La parola “virale” proviene, ovviamente, da “virus” ed è in occasioni come questa che la sua etimologia sembra maggiormente appropriata. La prosa migliore che riusciate a concepire potrebbe non andare sempre a vostro vantaggio in termini virali: se avesse scritto per il Daily Mail, non sono sicuro che gli articoli di Marcel Proust sarebbero stati condivisi da tutti. E non soltanto perché li avrebbe scritti in francese.

Quello che ho trovato confortante nei risultati di Berger è la scoperta che è più probabile che siano gli articoli maggiormente lunghi a diventare virali, assieme a quelli di autori e donne famosi (internet è sempre stato un luogo sessista). In un’epoca in cui leggiamo sempre meno di sempre più argomenti, fa piacere saperlo, ed è quantomeno un tributo all’intelligenza dei lettori di_New York Times_ e simili.

Berger accenna anche a ulteriori ricerche che si concentrano sulle persone con cui condividiamo i contenuti e quello che rivelano di noi, citando la valenza sociale come fattore chiave; in parte, infatti, condividiamo per l'immagine che facendolo diamo di noi. Postate una canzone di Squadda Bambino sulla vostra bacheca Facebook e la ragazza carina che ascolta hip-hop potrebbe mettervi un Like e invitarvi a fare con lei la fila per l'uscita delle nuove Air Yeezy; ritwittate qualcosa dall’account di @philosophytweet e gli sconosciuti che vi seguono potrebbero essere indotti a credere che siete profondi e torturati, profondamente torturati o, cosa meno desiderabile, torturabilmente profondi.

Esaminare il risultato delle ricerche di Berger e altri (come “The Dynamics of Viral Marketing” di Jure Leskovec) è al contempo divertente e sconcertante.
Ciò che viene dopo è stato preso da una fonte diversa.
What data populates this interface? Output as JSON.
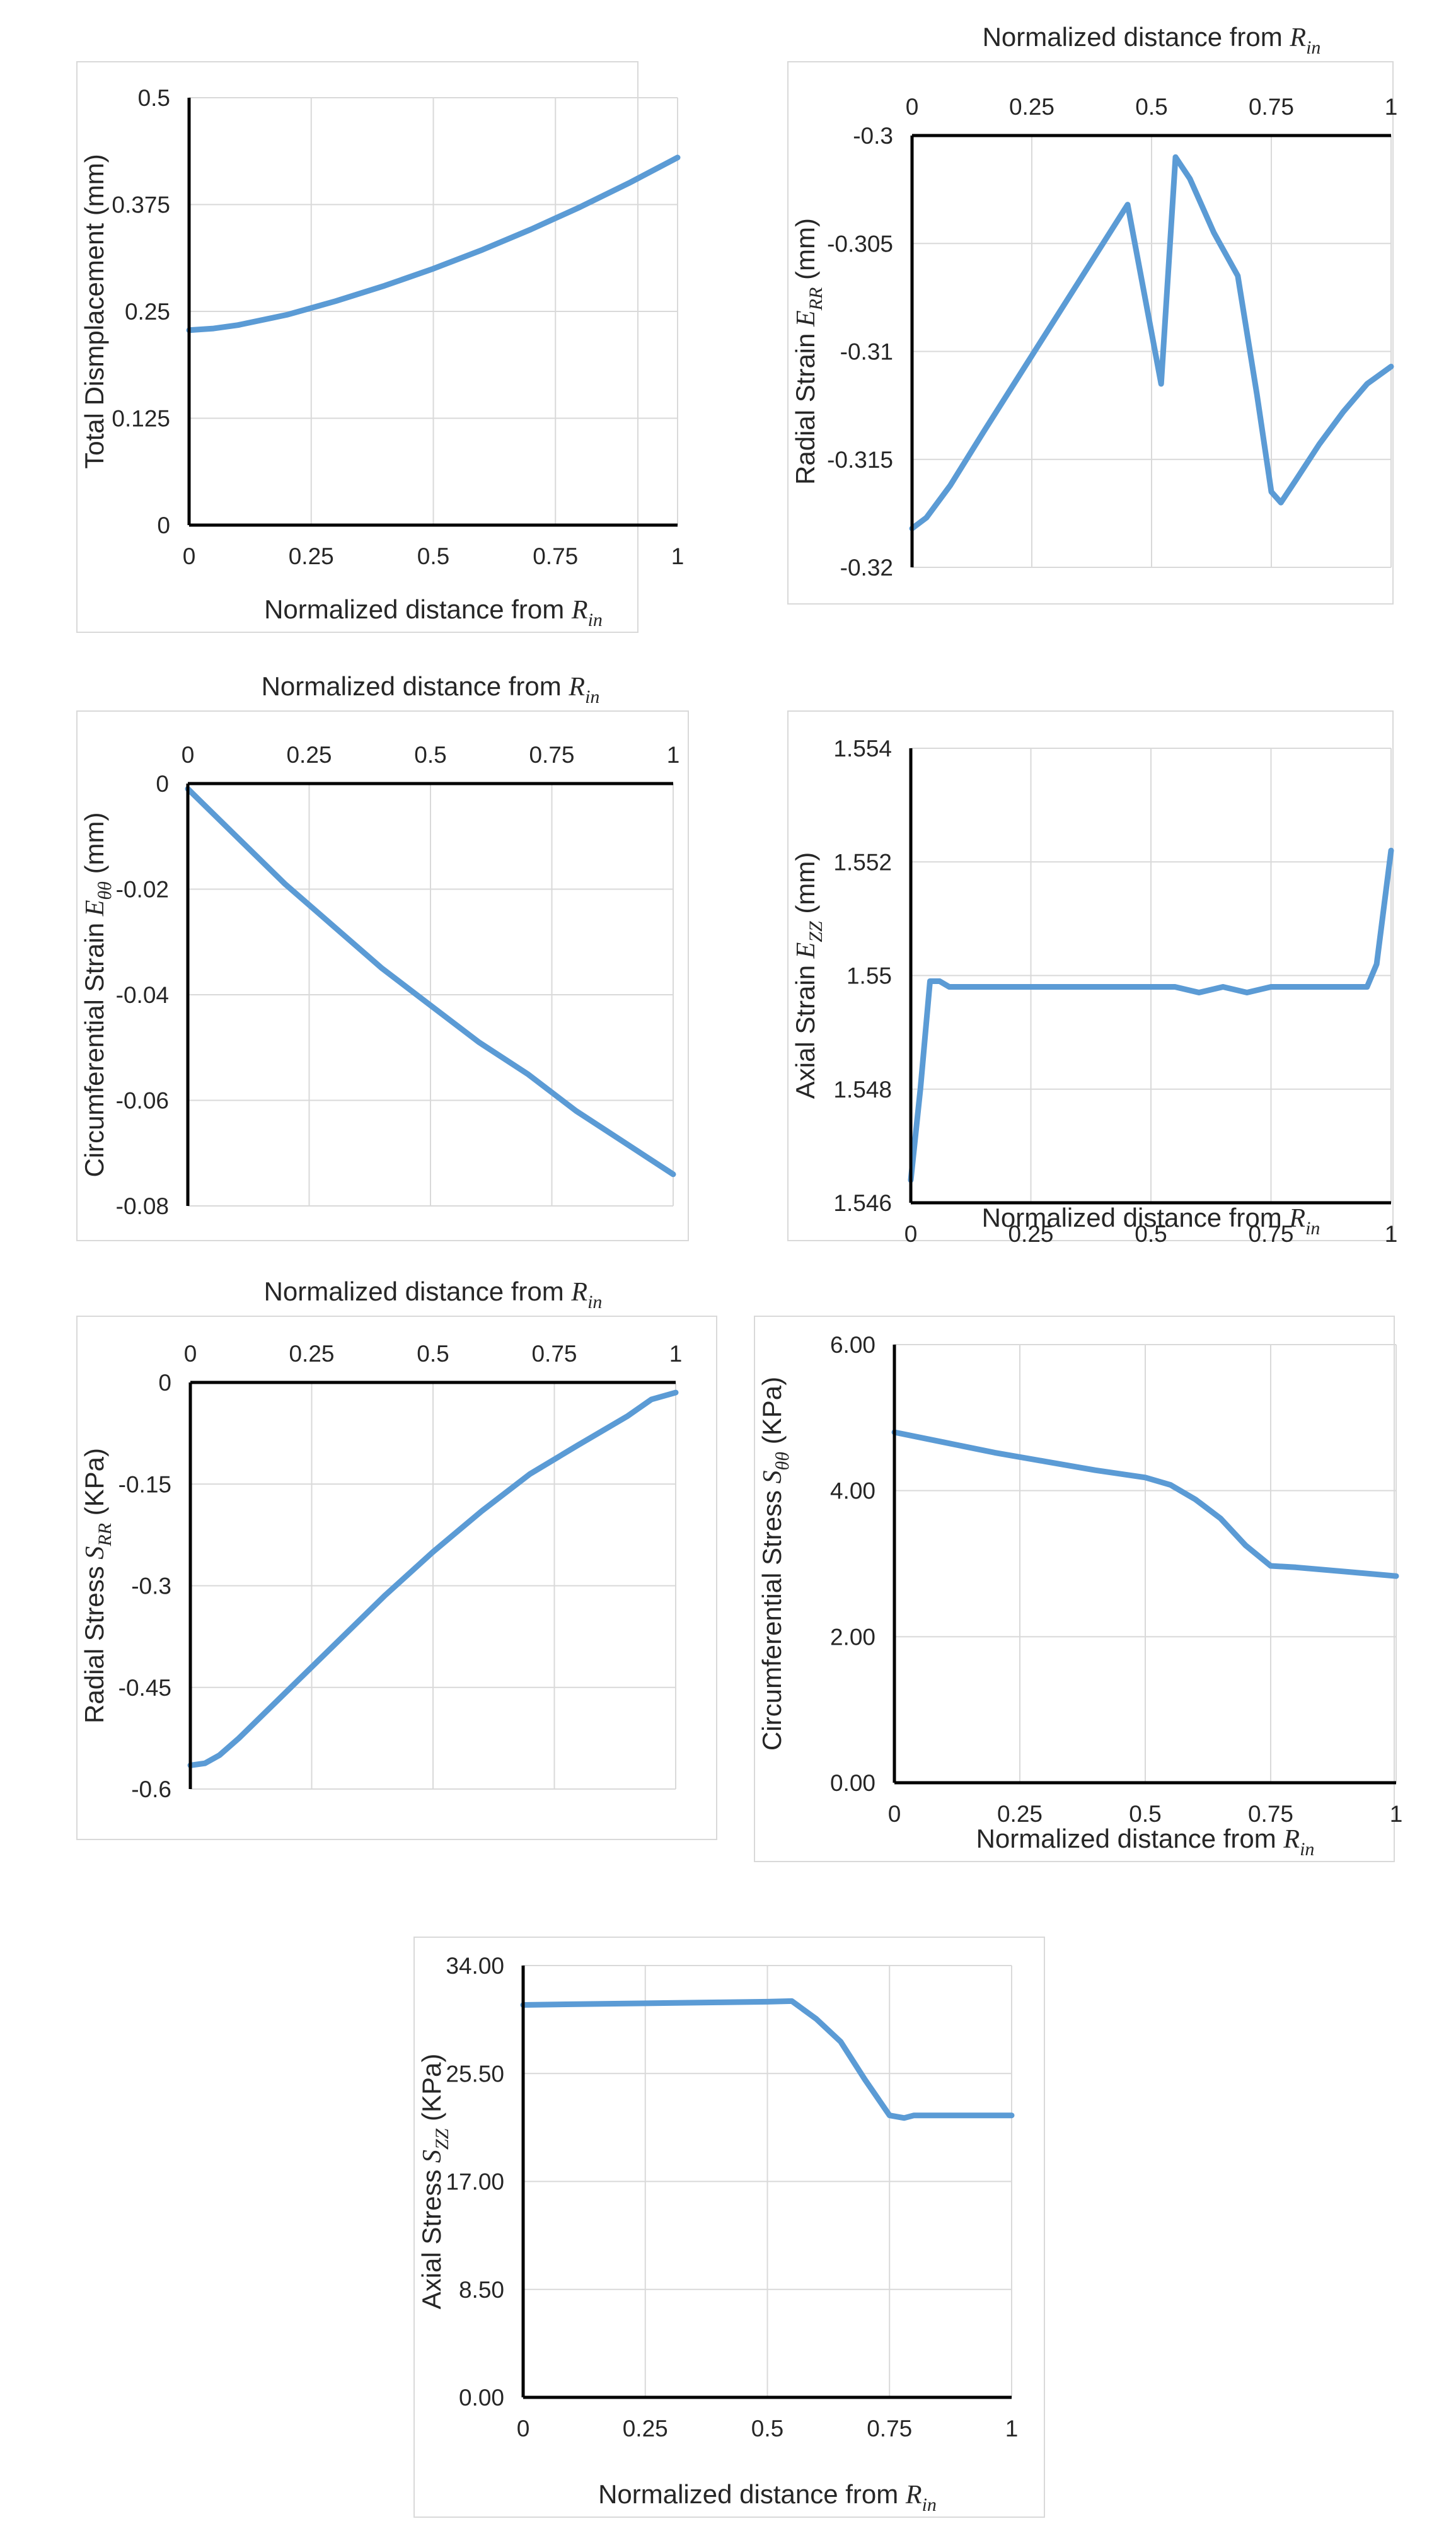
{
  "chart_data": [
    {
      "id": "disp",
      "type": "line",
      "xlabel": "Normalized distance from",
      "xlabel_symbol": "R",
      "xlabel_sub": "in",
      "ylabel": "Total Dismplacement (mm)",
      "ylabel_symbol": "",
      "ylabel_sub": "",
      "ylabel_unit": "",
      "x_ticks": [
        "0",
        "0.25",
        "0.5",
        "0.75",
        "1"
      ],
      "y_ticks": [
        "0.5",
        "0.375",
        "0.25",
        "0.125",
        "0"
      ],
      "xlim": [
        0,
        1
      ],
      "ylim": [
        0,
        0.5
      ],
      "x_axis_position": "bottom",
      "series": [
        {
          "name": "Total displacement",
          "color": "#5b9bd5",
          "x": [
            0,
            0.05,
            0.1,
            0.2,
            0.3,
            0.4,
            0.5,
            0.6,
            0.7,
            0.8,
            0.9,
            1.0
          ],
          "y": [
            0.228,
            0.23,
            0.234,
            0.246,
            0.262,
            0.28,
            0.3,
            0.322,
            0.346,
            0.372,
            0.4,
            0.43
          ]
        }
      ]
    },
    {
      "id": "err",
      "type": "line",
      "xlabel": "Normalized distance from",
      "xlabel_symbol": "R",
      "xlabel_sub": "in",
      "ylabel": "Radial Strain",
      "ylabel_symbol": "E",
      "ylabel_sub": "RR",
      "ylabel_unit": "(mm)",
      "x_ticks": [
        "0",
        "0.25",
        "0.5",
        "0.75",
        "1"
      ],
      "y_ticks": [
        "-0.3",
        "-0.305",
        "-0.31",
        "-0.315",
        "-0.32"
      ],
      "xlim": [
        0,
        1
      ],
      "ylim": [
        -0.32,
        -0.3
      ],
      "x_axis_position": "top",
      "series": [
        {
          "name": "Radial strain",
          "color": "#5b9bd5",
          "x": [
            0,
            0.03,
            0.08,
            0.15,
            0.25,
            0.35,
            0.45,
            0.52,
            0.55,
            0.58,
            0.63,
            0.68,
            0.72,
            0.75,
            0.77,
            0.8,
            0.85,
            0.9,
            0.95,
            1.0
          ],
          "y": [
            -0.3182,
            -0.3177,
            -0.3162,
            -0.3137,
            -0.3102,
            -0.3067,
            -0.3032,
            -0.3115,
            -0.301,
            -0.302,
            -0.3045,
            -0.3065,
            -0.312,
            -0.3165,
            -0.317,
            -0.316,
            -0.3143,
            -0.3128,
            -0.3115,
            -0.3107
          ]
        }
      ]
    },
    {
      "id": "ett",
      "type": "line",
      "xlabel": "Normalized distance from",
      "xlabel_symbol": "R",
      "xlabel_sub": "in",
      "ylabel": "Circumferential Strain",
      "ylabel_symbol": "E",
      "ylabel_sub": "θθ",
      "ylabel_unit": "(mm)",
      "x_ticks": [
        "0",
        "0.25",
        "0.5",
        "0.75",
        "1"
      ],
      "y_ticks": [
        "0",
        "-0.02",
        "-0.04",
        "-0.06",
        "-0.08"
      ],
      "xlim": [
        0,
        1
      ],
      "ylim": [
        -0.08,
        0
      ],
      "x_axis_position": "top",
      "series": [
        {
          "name": "Circumferential strain",
          "color": "#5b9bd5",
          "x": [
            0,
            0.1,
            0.2,
            0.3,
            0.4,
            0.5,
            0.6,
            0.7,
            0.8,
            0.9,
            1.0
          ],
          "y": [
            -0.001,
            -0.01,
            -0.019,
            -0.027,
            -0.035,
            -0.042,
            -0.049,
            -0.055,
            -0.062,
            -0.068,
            -0.074
          ]
        }
      ]
    },
    {
      "id": "ezz",
      "type": "line",
      "xlabel": "Normalized distance from",
      "xlabel_symbol": "R",
      "xlabel_sub": "in",
      "ylabel": "Axial Strain",
      "ylabel_symbol": "E",
      "ylabel_sub": "ZZ",
      "ylabel_unit": "(mm)",
      "x_ticks": [
        "0",
        "0.25",
        "0.5",
        "0.75",
        "1"
      ],
      "y_ticks": [
        "1.554",
        "1.552",
        "1.55",
        "1.548",
        "1.546"
      ],
      "xlim": [
        0,
        1
      ],
      "ylim": [
        1.546,
        1.554
      ],
      "x_axis_position": "bottom",
      "series": [
        {
          "name": "Axial strain",
          "color": "#5b9bd5",
          "x": [
            0,
            0.02,
            0.04,
            0.06,
            0.08,
            0.15,
            0.3,
            0.5,
            0.55,
            0.6,
            0.65,
            0.7,
            0.75,
            0.8,
            0.9,
            0.95,
            0.97,
            1.0
          ],
          "y": [
            1.5464,
            1.548,
            1.5499,
            1.5499,
            1.5498,
            1.5498,
            1.5498,
            1.5498,
            1.5498,
            1.5497,
            1.5498,
            1.5497,
            1.5498,
            1.5498,
            1.5498,
            1.5498,
            1.5502,
            1.5522
          ]
        }
      ]
    },
    {
      "id": "srr",
      "type": "line",
      "xlabel": "Normalized distance from",
      "xlabel_symbol": "R",
      "xlabel_sub": "in",
      "ylabel": "Radial Stress",
      "ylabel_symbol": "S",
      "ylabel_sub": "RR",
      "ylabel_unit": "(KPa)",
      "x_ticks": [
        "0",
        "0.25",
        "0.5",
        "0.75",
        "1"
      ],
      "y_ticks": [
        "0",
        "-0.15",
        "-0.3",
        "-0.45",
        "-0.6"
      ],
      "xlim": [
        0,
        1
      ],
      "ylim": [
        -0.6,
        0
      ],
      "x_axis_position": "top",
      "series": [
        {
          "name": "Radial stress",
          "color": "#5b9bd5",
          "x": [
            0,
            0.03,
            0.06,
            0.1,
            0.2,
            0.3,
            0.4,
            0.5,
            0.6,
            0.7,
            0.8,
            0.9,
            0.95,
            1.0
          ],
          "y": [
            -0.565,
            -0.562,
            -0.55,
            -0.525,
            -0.455,
            -0.385,
            -0.315,
            -0.25,
            -0.19,
            -0.135,
            -0.092,
            -0.05,
            -0.025,
            -0.015
          ]
        }
      ]
    },
    {
      "id": "stt",
      "type": "line",
      "xlabel": "Normalized distance from",
      "xlabel_symbol": "R",
      "xlabel_sub": "in",
      "ylabel": "Circumferential Stress",
      "ylabel_symbol": "S",
      "ylabel_sub": "θθ",
      "ylabel_unit": "(KPa)",
      "x_ticks": [
        "0",
        "0.25",
        "0.5",
        "0.75",
        "1"
      ],
      "y_ticks": [
        "6.00",
        "4.00",
        "2.00",
        "0.00"
      ],
      "xlim": [
        0,
        1
      ],
      "ylim": [
        0,
        6
      ],
      "x_axis_position": "bottom",
      "series": [
        {
          "name": "Circumferential stress",
          "color": "#5b9bd5",
          "x": [
            0,
            0.1,
            0.2,
            0.3,
            0.4,
            0.5,
            0.55,
            0.6,
            0.65,
            0.7,
            0.75,
            0.8,
            0.9,
            1.0
          ],
          "y": [
            4.8,
            4.66,
            4.52,
            4.4,
            4.28,
            4.18,
            4.08,
            3.88,
            3.62,
            3.25,
            2.97,
            2.95,
            2.89,
            2.83
          ]
        }
      ]
    },
    {
      "id": "szz",
      "type": "line",
      "xlabel": "Normalized distance from",
      "xlabel_symbol": "R",
      "xlabel_sub": "in",
      "ylabel": "Axial Stress",
      "ylabel_symbol": "S",
      "ylabel_sub": "ZZ",
      "ylabel_unit": "(KPa)",
      "x_ticks": [
        "0",
        "0.25",
        "0.5",
        "0.75",
        "1"
      ],
      "y_ticks": [
        "34.00",
        "25.50",
        "17.00",
        "8.50",
        "0.00"
      ],
      "xlim": [
        0,
        1
      ],
      "ylim": [
        0,
        34
      ],
      "x_axis_position": "bottom",
      "series": [
        {
          "name": "Axial stress",
          "color": "#5b9bd5",
          "x": [
            0,
            0.1,
            0.2,
            0.3,
            0.4,
            0.5,
            0.55,
            0.6,
            0.65,
            0.7,
            0.75,
            0.78,
            0.8,
            0.9,
            1.0
          ],
          "y": [
            30.9,
            30.95,
            31.0,
            31.05,
            31.1,
            31.15,
            31.2,
            29.8,
            28.0,
            25.0,
            22.2,
            22.0,
            22.2,
            22.2,
            22.2
          ]
        }
      ]
    }
  ]
}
Ci piace pensare che non siamo consumatori, che non siamo suscettibili di manipolazioni da parte di aziende o personaggi famosi. Ma abbiamo dei fili, ovviamente, e sarebbe ingenuo credere che non vengano tirati di tanto in tanto.

Kevin Allocca di YouTube cita “l'inaspettatezza” come fattore chiave della viralità di un video, dimostrando che i confini del fenomeno sono molto vasti e ancora poco chiari. Mi trovo infined’accordo con Neetzan Zimmerman, fondatore di The Daily What: “Cercare di capire perché una cosa funziona è un esercizio futile… Una volta che si sia stabilita la potenziale viralità di un video o di un’immagine o di un’idea…Il ‘perché’ non è più importante. Il contenuto è stato trasformato in una commodity e sollevato al di sopra del rumore di sottofondo. È significativo perché lo era sin dal principio.” In altre parole: ancora non sappiamo esattamente perché le cose diventino virali. E, al momento, possiamo solo tirare a indovinare.

Gatti. Bambini che cantano l'opera. Kony 2012. Urinoterapia. Call me maybe.